1. 26.
    0
    değişkenleri belli bir fonksiyona bağlama çabasındaki akıl yapısını eşitlikler üzerine oturtarak evrenin gizemini çözmeye çalışan bir binin umutsuz yakarışları olsa gerek. gerek zamane sınırlı zekası gerek skaler büyüklükler üzzrerine roma rakamlarını kullanan birinin mutlak doğruyu öğrenme isteği üzerinde umutsuz çabası. nitekim fırındaki bir pizzanın nşa ya çıktığındaki soğuma denkleminden yola çıkarak bir ölünün soğuma sıcaklığı eşittir ölüm saatidir denkleminin özüne ulaştığımızda şüphesiz olarak göreceğimiz, differansiyel denklemlerin mutlak doğruyu bulmada bize lineerliğin ne kadar saçma ve anaokulu seviyesinde olduğudur. şöyleki sıfırı bile matematiğine katamamış, üslü sayılarla oluşturduğu denklemler efsane olmuş bir toplumun( hipotenüs ki bu noktada düşünülmesi gereken evrenin kare ve/veya benzeri bir yapıda değil pi sayısı temelli yaratıldığıdır.) şüphesizki mutlak doğruyu bilimsellikten ziyade ancak felsefe seviyesinde inceleyebileceğidir. bu noktada yukarıda yazılanlar ergenlik öncesi bir çocuğun alay edişinden ziyade felsefi sorguya bir saygı taşımaktadır. felsefe ve bilim her ne kadar birbirine düşman gözüksede, felsefe biliminin kural tanımaz ve özgürlükçü yaklaşımı, somut odaklı ve sonuca yönelik bir çok bilim insanını cezbetmiştir. bu sebepledir ki lisans eğitimini pozitif ve ralistik bilim üzerine alan bir çok insan, bu sözü geçen pozitif bilimin özgür düşünceyi engelleyeceği pozitifine dayanarak felfese ve benzeri bilim dallarında yüksek lisans ve doktora eğitimi alma kararı almıştır. sözü geçen bu insanlar teorik ve pratik olarak yapılan bütün bilimsel araştırmaların tamamen maliyet kaygısı içerisinde, tübitak ve benzeri kurumlardan alınan paralara bağımlı olduğunu anlayan ve özgür ve sorgulayıcı(gerek bilim gerek dinsel açıdan) insanlardır. sözü geçen bu kişiler işin özünde cevabı bulmuş lakin sorunun kesinliğinden emin olamayan insanlar olarak nitelendirilebilir ki bu bizi çoğu kimsenin hakkında bilgisi olmadığı yahut üzrene çekilen inanılmaz ve özellikle iğrençleştirilen bir film olan otostopçunun galaksi rehberine zütrebilir.
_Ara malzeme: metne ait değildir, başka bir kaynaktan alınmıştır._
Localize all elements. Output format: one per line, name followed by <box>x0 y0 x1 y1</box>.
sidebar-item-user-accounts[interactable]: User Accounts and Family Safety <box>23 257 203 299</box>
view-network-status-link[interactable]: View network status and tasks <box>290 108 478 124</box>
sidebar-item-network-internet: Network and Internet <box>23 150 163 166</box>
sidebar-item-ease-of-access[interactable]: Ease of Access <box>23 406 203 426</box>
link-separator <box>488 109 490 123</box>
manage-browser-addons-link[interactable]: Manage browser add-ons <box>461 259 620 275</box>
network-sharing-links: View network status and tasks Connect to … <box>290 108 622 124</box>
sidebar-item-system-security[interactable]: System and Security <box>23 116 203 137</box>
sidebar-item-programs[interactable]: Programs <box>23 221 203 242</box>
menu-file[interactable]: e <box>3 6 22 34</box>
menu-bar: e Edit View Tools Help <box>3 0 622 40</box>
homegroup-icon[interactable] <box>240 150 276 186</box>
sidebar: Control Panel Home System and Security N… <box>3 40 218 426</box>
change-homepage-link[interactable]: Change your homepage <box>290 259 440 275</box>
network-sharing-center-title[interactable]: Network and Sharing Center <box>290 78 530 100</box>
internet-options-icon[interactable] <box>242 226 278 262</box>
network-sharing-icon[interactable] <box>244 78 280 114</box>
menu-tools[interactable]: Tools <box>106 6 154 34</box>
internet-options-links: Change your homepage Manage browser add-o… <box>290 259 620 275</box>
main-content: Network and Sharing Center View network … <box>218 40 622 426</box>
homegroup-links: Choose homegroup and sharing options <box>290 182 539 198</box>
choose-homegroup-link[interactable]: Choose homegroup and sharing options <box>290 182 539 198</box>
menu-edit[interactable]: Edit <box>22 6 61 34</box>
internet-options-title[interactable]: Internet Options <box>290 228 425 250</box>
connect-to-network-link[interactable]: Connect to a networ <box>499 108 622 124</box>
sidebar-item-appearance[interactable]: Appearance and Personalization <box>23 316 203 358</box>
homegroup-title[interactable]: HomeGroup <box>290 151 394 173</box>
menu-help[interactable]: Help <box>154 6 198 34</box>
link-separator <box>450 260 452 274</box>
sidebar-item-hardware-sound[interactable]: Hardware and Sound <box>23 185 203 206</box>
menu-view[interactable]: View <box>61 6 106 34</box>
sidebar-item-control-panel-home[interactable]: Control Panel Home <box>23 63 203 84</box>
    özetlenecek olursa sözü geçen mutlak doğru herhangi bir mutlak hesapla oluşturulamayacağı gibi bilimsel verilerle açıklanamaz. bilimsel veriler her nekadar yapısı gereği sonuca yönelik olsada sorunun tam olarak açıklanamaması bizde cevabın yeterliliğini sorgulamaya itecektir. b noktada mutlak doğru sorusunun tam anlamıyla ve matematiksel olarak ayrıntılı tanımlanması uzun dönemde sorudan daha fazla önem arz etmektedir. diğer türlü insanoğlunun bir bilimsel komedi döngüsü içinde egoism kırpıntılarıyla beslenerek, kendini geliştirmekten uzak bir bilimsel kısır döngü içine düşmesi kaçınılmazdır.